Another California Horse Tests Positive for EHV-1

On Nov. 27, California Department of Food and Agriculture (CDFA) officials confirmed that another exposed horse on the San Bernardino County index premises first identified on Nov. 6, a 12-year-old Quarter Horse mare, became febrile (displayed an elevated fever) and subsequently tested positive for equine herpesvirus-1 (EHV-1).

The outbreak on the index premises now involves four horses that have developed neurologic signs. Three of these were euthanized due to the severity of their signs. Six horses have become febrile and confirmed positive for EHV-1, and an additional 10 horses remain in exposed status following quarantine and implementation of enhanced biosecurity measures, including twice-daily temperature monitoring.

EHV 101

Herpesvirus is highly contagious among horses and can cause a variety of ailments in equids, including rhinopneumonitis (a respiratory disease usually found in young horses), abortion in broodmares, and equine herpesvirus myeloencephalopathy (EHM, the neurologic form).

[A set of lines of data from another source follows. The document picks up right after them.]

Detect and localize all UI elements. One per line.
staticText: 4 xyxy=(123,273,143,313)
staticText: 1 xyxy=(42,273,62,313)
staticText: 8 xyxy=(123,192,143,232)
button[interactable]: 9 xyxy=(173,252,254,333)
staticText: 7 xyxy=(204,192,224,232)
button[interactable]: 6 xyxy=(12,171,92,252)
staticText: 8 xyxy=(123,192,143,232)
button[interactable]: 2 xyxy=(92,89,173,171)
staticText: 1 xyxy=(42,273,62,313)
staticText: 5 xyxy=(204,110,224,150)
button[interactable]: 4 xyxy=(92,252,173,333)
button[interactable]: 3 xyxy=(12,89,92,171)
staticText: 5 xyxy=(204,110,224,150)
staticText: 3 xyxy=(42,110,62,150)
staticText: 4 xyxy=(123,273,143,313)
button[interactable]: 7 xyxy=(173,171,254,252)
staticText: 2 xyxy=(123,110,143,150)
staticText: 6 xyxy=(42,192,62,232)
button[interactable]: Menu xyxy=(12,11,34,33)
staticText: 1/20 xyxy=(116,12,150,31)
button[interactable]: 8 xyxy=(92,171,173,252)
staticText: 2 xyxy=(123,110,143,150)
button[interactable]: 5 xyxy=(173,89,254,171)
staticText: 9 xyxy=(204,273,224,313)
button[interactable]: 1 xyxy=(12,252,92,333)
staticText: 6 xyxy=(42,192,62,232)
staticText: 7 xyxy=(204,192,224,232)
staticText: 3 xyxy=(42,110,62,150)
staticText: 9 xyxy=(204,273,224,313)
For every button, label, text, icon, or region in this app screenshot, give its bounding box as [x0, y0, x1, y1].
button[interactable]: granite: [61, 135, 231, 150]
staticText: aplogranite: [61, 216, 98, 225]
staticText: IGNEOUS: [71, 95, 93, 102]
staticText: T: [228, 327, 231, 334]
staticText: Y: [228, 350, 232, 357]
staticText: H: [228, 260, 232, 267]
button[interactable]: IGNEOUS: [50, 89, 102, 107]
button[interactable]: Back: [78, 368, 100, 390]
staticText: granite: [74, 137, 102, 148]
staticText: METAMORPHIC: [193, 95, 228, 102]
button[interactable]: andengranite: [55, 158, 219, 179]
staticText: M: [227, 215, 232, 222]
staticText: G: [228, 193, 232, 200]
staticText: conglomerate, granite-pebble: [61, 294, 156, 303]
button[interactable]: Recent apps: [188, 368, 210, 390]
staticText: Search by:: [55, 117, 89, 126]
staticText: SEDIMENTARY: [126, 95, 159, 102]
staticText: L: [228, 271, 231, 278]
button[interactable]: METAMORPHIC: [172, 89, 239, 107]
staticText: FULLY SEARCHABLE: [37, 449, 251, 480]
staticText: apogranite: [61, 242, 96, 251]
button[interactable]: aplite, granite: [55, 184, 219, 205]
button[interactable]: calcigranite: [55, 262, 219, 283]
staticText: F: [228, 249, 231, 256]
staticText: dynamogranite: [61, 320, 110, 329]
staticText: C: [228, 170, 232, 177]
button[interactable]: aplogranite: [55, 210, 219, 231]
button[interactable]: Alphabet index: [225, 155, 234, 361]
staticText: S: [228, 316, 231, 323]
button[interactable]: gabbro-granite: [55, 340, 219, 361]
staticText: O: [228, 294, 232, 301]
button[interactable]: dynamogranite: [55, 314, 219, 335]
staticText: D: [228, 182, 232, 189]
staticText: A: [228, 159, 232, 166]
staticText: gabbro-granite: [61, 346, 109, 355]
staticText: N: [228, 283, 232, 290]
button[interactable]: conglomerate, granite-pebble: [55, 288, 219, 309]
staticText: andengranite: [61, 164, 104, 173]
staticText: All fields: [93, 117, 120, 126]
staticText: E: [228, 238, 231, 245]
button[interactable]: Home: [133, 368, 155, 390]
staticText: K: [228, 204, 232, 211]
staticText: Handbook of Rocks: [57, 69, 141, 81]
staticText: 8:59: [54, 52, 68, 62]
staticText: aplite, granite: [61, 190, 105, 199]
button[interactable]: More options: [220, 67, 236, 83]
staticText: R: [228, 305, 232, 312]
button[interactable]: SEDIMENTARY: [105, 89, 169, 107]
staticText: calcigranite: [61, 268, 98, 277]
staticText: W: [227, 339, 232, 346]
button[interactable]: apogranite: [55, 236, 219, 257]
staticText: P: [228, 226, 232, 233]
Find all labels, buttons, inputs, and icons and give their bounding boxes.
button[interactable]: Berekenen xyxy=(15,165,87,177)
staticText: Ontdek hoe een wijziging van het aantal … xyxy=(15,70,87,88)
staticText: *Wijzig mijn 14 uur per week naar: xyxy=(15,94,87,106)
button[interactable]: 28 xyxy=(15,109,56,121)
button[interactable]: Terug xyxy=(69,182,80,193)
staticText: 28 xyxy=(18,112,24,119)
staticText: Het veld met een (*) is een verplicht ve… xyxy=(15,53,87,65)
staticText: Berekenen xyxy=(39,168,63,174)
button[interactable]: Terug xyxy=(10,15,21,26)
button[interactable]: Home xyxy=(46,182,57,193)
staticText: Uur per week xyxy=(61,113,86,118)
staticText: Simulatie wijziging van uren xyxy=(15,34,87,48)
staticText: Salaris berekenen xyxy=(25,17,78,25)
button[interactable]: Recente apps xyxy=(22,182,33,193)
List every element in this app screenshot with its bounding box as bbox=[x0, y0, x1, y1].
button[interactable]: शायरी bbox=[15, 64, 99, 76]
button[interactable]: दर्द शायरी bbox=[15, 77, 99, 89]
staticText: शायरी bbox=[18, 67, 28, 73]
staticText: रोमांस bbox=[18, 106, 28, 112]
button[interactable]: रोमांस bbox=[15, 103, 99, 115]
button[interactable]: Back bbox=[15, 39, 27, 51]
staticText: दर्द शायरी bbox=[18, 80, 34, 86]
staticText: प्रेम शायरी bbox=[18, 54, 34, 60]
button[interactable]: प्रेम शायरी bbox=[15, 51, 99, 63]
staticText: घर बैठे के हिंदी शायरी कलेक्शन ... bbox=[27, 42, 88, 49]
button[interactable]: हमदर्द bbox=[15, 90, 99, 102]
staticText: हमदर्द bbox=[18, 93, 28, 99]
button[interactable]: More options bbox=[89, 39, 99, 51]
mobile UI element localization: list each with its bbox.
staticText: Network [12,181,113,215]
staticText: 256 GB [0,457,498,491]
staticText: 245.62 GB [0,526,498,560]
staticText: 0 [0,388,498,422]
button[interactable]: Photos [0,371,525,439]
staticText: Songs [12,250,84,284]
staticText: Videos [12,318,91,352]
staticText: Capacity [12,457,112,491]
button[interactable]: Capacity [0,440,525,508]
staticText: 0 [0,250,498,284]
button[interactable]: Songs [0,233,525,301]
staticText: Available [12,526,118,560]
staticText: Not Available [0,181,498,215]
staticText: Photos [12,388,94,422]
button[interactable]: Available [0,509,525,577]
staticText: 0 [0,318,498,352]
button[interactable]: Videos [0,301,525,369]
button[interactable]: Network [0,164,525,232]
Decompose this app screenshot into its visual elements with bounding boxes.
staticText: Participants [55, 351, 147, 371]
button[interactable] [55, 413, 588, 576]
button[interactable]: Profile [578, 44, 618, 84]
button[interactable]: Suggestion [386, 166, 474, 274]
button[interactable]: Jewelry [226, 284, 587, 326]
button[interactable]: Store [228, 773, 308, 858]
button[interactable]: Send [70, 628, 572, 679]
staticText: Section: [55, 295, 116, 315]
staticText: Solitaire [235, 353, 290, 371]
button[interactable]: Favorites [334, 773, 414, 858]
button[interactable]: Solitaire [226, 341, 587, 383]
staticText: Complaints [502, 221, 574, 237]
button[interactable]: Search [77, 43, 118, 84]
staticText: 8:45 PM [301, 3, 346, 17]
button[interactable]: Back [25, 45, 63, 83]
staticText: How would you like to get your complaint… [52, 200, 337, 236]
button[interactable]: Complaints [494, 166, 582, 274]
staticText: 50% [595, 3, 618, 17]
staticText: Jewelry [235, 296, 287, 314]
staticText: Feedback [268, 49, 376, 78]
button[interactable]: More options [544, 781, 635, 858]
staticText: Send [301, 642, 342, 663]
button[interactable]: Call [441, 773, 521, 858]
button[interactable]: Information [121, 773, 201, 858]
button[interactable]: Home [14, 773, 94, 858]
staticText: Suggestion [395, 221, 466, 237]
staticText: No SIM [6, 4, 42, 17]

In many horses, the first or only sign of EHV-1 infection is fever, which can go undetected. In addition to fever, other common signs of EHV-1 infection in young horses include cough, decreased appetite, depression, and a nasal discharge. Pregnant mares typically show no signs of infection before they abort, and abortions usually occur late in gestation (around eight months) but can be earlier. Abortions can occur anywhere from two weeks to several months following infection with EHV-1.

Horses with EHM usually have a fever at the onset of the disease and might show signs of a respiratory infection. A few days later, neurologic signs such as ataxia (incoordination), weakness or paralysis of the fore- and hind limbs, urine retention and dribbling, loss of tail tone, and recumbency (inability to rise) develop.

Herpesvirus is easily spread by nose-to-nose or close contact with an infectious horse; sharing contaminated equipment including bits, buckets, and towels; or clothing, hands, or equipment of people who have recently had contact with an infectious horse. Routine biosecurity measures, including hygiene and basic cleaning and disinfection practices, should be in place at all times to help prevent disease spread.